In a commentary entitled “Why America’s wealthy must pay more in taxes,” Robert Reich, a former U.S. Secretary of Labor under Bill Clinton, writes:

In fact, if you add up all the taxes paid — not just on income and capital gains but also payroll taxes (which don’t apply to income above $110,100) and sales taxes — most of us are paying a higher percentage of our income in taxes than are those at the top.
This statement, which is made in the context of federal taxes, is patently false. Reich and others arrive at such misleading conclusions by ignoring corporate income taxes, which happen to fall more heavily on the rich. They also use narrow measures of income that artificially inflate the tax burdens of lower-income households.
The truth is that when all federal taxes and all sources of income are accounted for, the wealthy pay a much higher tax rate than the middle class. Per the Congressional Budget Office’s latest estimates of federal tax burdens, households in the middle 20% of the U.S. income distribution paid an average effective tax rate of 11.1%, as compared to 28.9% for the top 1% of income earners.

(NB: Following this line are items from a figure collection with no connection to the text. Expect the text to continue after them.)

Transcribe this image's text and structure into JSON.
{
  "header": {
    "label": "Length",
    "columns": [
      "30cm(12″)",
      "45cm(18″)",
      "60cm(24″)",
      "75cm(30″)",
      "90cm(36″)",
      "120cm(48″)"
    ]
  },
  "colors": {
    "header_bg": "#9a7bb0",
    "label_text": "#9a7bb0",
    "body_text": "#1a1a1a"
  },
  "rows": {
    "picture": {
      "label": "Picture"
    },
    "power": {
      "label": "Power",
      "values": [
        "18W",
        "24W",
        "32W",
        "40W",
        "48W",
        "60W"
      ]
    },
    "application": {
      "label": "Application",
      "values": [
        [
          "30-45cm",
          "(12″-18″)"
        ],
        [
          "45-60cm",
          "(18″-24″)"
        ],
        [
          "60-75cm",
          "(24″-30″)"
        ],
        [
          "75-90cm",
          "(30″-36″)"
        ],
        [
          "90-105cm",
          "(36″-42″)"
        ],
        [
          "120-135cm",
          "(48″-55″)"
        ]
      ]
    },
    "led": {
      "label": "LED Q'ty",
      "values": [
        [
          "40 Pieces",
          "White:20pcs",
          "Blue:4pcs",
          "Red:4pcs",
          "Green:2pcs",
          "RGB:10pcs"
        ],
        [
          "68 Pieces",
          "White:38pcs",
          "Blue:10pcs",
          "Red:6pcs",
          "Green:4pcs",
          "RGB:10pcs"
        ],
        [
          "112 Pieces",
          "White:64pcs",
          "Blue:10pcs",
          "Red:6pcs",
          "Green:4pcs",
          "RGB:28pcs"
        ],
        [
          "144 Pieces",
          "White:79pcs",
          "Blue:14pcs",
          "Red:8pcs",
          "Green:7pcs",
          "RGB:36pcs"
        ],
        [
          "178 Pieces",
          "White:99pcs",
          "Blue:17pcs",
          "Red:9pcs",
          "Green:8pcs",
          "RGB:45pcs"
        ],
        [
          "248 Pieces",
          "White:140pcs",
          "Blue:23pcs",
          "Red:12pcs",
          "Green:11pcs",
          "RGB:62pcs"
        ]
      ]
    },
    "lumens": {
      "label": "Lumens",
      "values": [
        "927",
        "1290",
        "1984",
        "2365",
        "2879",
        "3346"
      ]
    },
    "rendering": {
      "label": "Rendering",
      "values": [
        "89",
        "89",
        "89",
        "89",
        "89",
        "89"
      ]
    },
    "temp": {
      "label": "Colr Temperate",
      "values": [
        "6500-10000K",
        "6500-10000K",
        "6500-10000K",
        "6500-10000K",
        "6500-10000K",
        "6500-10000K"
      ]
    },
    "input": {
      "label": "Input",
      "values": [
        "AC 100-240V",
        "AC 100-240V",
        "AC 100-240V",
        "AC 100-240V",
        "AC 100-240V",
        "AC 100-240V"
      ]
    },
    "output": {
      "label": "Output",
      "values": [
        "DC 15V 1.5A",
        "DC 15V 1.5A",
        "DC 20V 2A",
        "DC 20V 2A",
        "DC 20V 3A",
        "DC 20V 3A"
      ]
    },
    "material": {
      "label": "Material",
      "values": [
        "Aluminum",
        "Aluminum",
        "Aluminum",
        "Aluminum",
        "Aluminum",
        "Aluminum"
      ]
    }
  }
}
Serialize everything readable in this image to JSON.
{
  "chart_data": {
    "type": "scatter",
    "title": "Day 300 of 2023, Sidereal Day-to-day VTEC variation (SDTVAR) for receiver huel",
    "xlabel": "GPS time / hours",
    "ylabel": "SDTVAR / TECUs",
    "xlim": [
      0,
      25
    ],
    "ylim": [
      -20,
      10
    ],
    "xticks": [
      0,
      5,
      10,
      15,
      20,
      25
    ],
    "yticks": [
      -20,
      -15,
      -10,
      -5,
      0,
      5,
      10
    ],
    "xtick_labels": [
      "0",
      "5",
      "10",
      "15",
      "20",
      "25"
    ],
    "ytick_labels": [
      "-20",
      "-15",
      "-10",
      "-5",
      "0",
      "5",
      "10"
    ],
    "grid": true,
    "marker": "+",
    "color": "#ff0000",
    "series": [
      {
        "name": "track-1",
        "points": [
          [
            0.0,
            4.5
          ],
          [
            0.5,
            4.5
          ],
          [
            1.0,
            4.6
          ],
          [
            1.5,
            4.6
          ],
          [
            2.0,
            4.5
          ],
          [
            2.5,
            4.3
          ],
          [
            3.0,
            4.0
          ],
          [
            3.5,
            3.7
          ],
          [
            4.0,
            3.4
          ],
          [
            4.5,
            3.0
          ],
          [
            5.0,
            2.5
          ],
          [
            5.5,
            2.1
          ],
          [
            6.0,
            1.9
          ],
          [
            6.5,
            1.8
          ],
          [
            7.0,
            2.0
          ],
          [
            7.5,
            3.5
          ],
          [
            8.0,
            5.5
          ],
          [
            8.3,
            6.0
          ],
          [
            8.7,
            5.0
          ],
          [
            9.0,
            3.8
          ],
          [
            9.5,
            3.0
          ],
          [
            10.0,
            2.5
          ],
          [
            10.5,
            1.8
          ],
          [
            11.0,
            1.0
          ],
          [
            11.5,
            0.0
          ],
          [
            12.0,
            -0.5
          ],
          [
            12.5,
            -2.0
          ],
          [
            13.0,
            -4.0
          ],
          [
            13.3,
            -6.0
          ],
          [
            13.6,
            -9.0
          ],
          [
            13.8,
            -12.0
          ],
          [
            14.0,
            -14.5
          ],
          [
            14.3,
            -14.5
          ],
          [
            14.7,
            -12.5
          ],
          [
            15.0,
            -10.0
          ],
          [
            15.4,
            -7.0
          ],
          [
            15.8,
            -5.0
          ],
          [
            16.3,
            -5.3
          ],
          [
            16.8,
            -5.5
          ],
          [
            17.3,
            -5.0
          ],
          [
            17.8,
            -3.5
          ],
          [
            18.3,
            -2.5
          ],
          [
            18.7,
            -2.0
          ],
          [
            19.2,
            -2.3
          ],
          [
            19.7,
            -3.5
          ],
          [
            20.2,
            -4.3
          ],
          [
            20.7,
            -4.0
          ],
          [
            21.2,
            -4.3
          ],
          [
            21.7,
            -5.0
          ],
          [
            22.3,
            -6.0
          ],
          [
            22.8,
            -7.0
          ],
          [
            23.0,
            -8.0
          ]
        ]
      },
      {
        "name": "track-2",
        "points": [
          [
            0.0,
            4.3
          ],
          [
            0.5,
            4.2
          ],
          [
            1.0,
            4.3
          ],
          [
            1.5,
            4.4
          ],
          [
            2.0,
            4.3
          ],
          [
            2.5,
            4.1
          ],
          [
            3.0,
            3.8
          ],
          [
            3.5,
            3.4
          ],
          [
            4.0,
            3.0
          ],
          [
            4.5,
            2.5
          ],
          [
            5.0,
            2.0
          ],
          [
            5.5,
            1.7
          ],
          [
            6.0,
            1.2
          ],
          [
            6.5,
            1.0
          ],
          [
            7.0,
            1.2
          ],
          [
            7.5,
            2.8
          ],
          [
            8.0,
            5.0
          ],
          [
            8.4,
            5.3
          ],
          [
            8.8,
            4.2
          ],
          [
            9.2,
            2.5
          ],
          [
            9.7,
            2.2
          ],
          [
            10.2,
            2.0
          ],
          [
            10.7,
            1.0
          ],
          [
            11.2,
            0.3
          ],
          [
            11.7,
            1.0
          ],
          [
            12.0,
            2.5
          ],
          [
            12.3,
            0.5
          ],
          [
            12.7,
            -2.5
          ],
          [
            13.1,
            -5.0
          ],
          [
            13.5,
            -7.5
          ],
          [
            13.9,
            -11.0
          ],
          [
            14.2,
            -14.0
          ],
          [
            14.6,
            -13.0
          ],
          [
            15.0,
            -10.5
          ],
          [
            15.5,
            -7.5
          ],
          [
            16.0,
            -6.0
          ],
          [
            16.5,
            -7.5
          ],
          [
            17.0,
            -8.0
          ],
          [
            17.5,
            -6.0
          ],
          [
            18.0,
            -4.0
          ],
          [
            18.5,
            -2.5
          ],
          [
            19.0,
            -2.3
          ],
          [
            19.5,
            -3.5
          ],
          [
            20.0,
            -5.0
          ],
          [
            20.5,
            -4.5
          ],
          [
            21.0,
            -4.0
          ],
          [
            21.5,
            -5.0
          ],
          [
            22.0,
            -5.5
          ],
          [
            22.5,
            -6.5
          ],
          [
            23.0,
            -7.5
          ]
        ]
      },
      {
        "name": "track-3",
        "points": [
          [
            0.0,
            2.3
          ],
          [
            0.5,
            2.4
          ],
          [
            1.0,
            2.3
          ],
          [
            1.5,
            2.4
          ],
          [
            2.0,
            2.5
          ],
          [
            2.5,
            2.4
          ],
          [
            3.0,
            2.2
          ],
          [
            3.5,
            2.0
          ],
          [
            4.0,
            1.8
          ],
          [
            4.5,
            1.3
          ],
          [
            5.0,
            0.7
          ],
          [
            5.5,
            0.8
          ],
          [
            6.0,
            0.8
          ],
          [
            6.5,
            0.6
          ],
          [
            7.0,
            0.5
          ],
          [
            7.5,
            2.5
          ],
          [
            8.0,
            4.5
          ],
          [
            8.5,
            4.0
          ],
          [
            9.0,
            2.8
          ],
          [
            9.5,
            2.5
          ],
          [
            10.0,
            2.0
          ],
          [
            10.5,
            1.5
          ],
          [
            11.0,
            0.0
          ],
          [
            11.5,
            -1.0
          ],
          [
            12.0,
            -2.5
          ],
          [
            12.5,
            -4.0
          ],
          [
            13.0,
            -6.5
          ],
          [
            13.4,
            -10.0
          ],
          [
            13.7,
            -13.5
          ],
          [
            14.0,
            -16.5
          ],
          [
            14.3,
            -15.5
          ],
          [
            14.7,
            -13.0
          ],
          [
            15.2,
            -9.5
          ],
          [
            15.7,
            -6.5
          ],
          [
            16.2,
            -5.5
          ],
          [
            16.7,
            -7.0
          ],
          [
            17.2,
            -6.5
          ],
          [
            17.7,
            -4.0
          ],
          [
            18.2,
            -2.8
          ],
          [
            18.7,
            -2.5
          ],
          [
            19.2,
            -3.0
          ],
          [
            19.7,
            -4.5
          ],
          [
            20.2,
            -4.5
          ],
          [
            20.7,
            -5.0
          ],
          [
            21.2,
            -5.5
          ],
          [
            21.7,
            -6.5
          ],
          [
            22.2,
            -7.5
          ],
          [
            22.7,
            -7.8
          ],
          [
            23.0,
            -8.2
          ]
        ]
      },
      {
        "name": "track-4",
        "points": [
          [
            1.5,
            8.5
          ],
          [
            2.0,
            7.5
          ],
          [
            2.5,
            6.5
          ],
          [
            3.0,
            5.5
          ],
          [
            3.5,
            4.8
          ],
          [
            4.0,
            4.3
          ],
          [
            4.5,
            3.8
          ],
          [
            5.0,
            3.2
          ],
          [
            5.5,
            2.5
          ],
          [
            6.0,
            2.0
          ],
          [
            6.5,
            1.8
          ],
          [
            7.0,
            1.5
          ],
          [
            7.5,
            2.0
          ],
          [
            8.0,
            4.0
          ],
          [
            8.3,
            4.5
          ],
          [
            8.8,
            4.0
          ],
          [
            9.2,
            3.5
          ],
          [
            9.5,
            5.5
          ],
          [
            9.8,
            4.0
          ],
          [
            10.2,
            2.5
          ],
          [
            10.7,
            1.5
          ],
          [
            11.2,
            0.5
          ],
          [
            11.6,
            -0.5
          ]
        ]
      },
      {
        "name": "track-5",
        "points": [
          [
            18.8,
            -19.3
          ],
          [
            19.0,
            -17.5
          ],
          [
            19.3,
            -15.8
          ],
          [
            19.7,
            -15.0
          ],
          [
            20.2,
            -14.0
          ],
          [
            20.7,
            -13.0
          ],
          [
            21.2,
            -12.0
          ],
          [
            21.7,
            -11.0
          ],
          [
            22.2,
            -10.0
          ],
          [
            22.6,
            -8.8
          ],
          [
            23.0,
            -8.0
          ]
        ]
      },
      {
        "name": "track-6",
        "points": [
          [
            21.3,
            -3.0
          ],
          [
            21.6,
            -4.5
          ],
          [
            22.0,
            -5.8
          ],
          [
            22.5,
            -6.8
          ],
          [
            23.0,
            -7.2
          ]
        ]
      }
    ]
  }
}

The following graph displays the latest Congressional Budget Office data on federal tax burdens, which was published in July 2012. A measure of uncertainty is always inherent in such estimates, but there is not nearly enough uncertainty to make Reich’s claim even remotely plausible.

A recent poll commissioned by Just Facts found that 90% of people who were planning to vote for Barack Obama falsely believe that the middle class pays a greater portion of their income in federal taxes than the upper 1% of income earners. The same is true for 41% of people who were planning to vote for Mitt Romney. Such dramatic levels of misinformation stem not only from political rhetoric but also from a failure of journalists and educators to honestly inform the public. Relevantly, Reich is now a professor of public policy at the University Of California, Berkeley.